Перелистуйте журналы того времени и прочтите, что писано было в них о
"Цыганах": вы удивитесь, как можно было так мало сказать о столь многом! Тут
найдете только о Байроне, о цыганском племени, о небезгрешности ремесла -
водить медведя, об успешном развитии таланта _певца Руслана и Людмилы_,
удивление к действительно удивительным частностям поэмы, нападки на будто бы
греческий стих: "И от судеб защиты нет", осуждение будто бы вялого стиха: "И
с камня на траву свалился", - и многое в этом роде: но ни слова, ни намека
на идею поэмы. {368}
А между тем поэма заключает в себе глубокую идею, которая большинством
была совсем не понята, а немногими людьми, радушно приветствовавшими поэму,
была понята ложно, - что особенно и расположило их в пользу нового
произведения Пушкина.
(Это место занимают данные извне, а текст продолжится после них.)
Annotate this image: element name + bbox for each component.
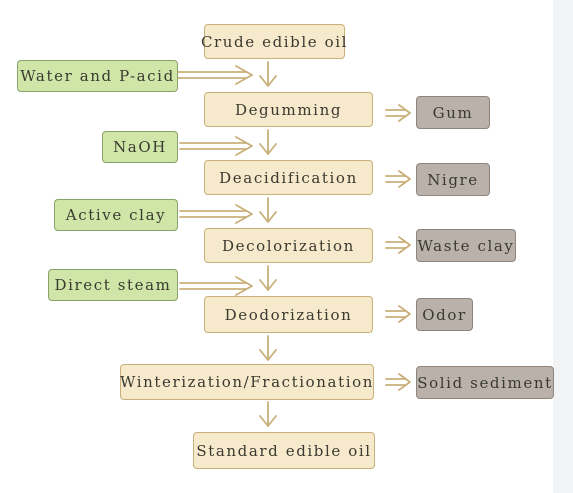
step-winterization: Winterization/Fractionation <box>120 364 374 400</box>
output-arrow-4 <box>385 305 411 323</box>
step-degumming: Degumming <box>204 92 373 127</box>
down-arrow-4 <box>259 265 277 291</box>
input-arrow-4 <box>179 276 253 296</box>
input-arrow-2 <box>179 136 253 156</box>
step-crude-oil: Crude edible oil <box>201 24 346 59</box>
input-arrow-3 <box>179 204 253 224</box>
right-edge-panel <box>553 0 573 493</box>
output-gum: Gum <box>416 96 490 129</box>
down-arrow-6 <box>259 401 277 427</box>
down-arrow-2 <box>259 129 277 155</box>
output-odor: Odor <box>416 298 473 331</box>
output-solid-sediment: Solid sediment <box>416 366 554 399</box>
output-nigre: Nigre <box>416 163 490 196</box>
step-standard-oil: Standard edible oil <box>193 432 375 469</box>
input-direct-steam: Direct steam <box>48 269 178 301</box>
input-water-pacid: Water and P-acid <box>17 60 178 92</box>
output-arrow-2 <box>385 170 411 188</box>
input-active-clay: Active clay <box>54 199 178 231</box>
step-deodorization: Deodorization <box>204 296 373 333</box>
input-naoh: NaOH <box>102 131 178 163</box>
step-decolorization: Decolorization <box>204 228 373 263</box>
output-waste-clay: Waste clay <box>416 229 516 262</box>
output-arrow-1 <box>385 104 411 122</box>
down-arrow-3 <box>259 197 277 223</box>
output-arrow-5 <box>385 373 411 391</box>
down-arrow-1 <box>259 61 277 87</box>
step-deacidification: Deacidification <box>204 160 373 195</box>
down-arrow-5 <box>259 335 277 361</box>
input-arrow-1 <box>177 65 253 85</box>
output-arrow-3 <box>385 236 411 254</box>
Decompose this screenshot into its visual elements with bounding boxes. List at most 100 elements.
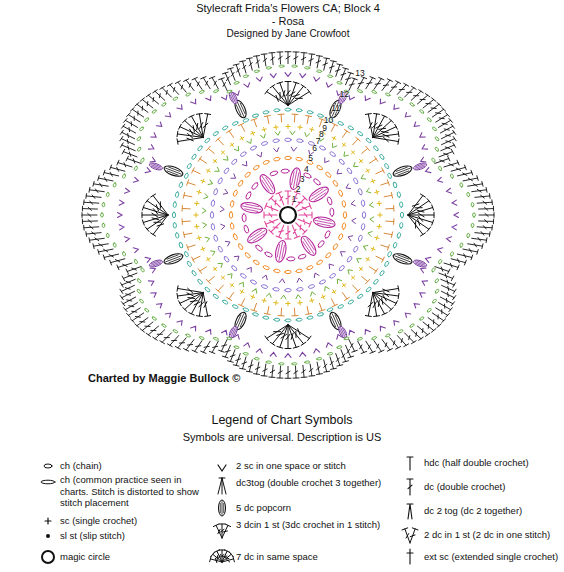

И последнее очень естественно: из всего хода поэмы
видно, что сам Пушкин думал сказать не то, что сказал в самом деле. Это
особенно доказывает, что непосредственно творческий элемент в Пушкине был
несравненно сильнее мыслительного, сознательного элемента, так что ошибки
последнего, как бы без ведома самого поэта, поправлялись первым, и
внутренняя логика, разумность глубокого поэтического созерцания сама собою
торжествовала над неправильностью рефлексий поэта. Повторяем: "Цыганы"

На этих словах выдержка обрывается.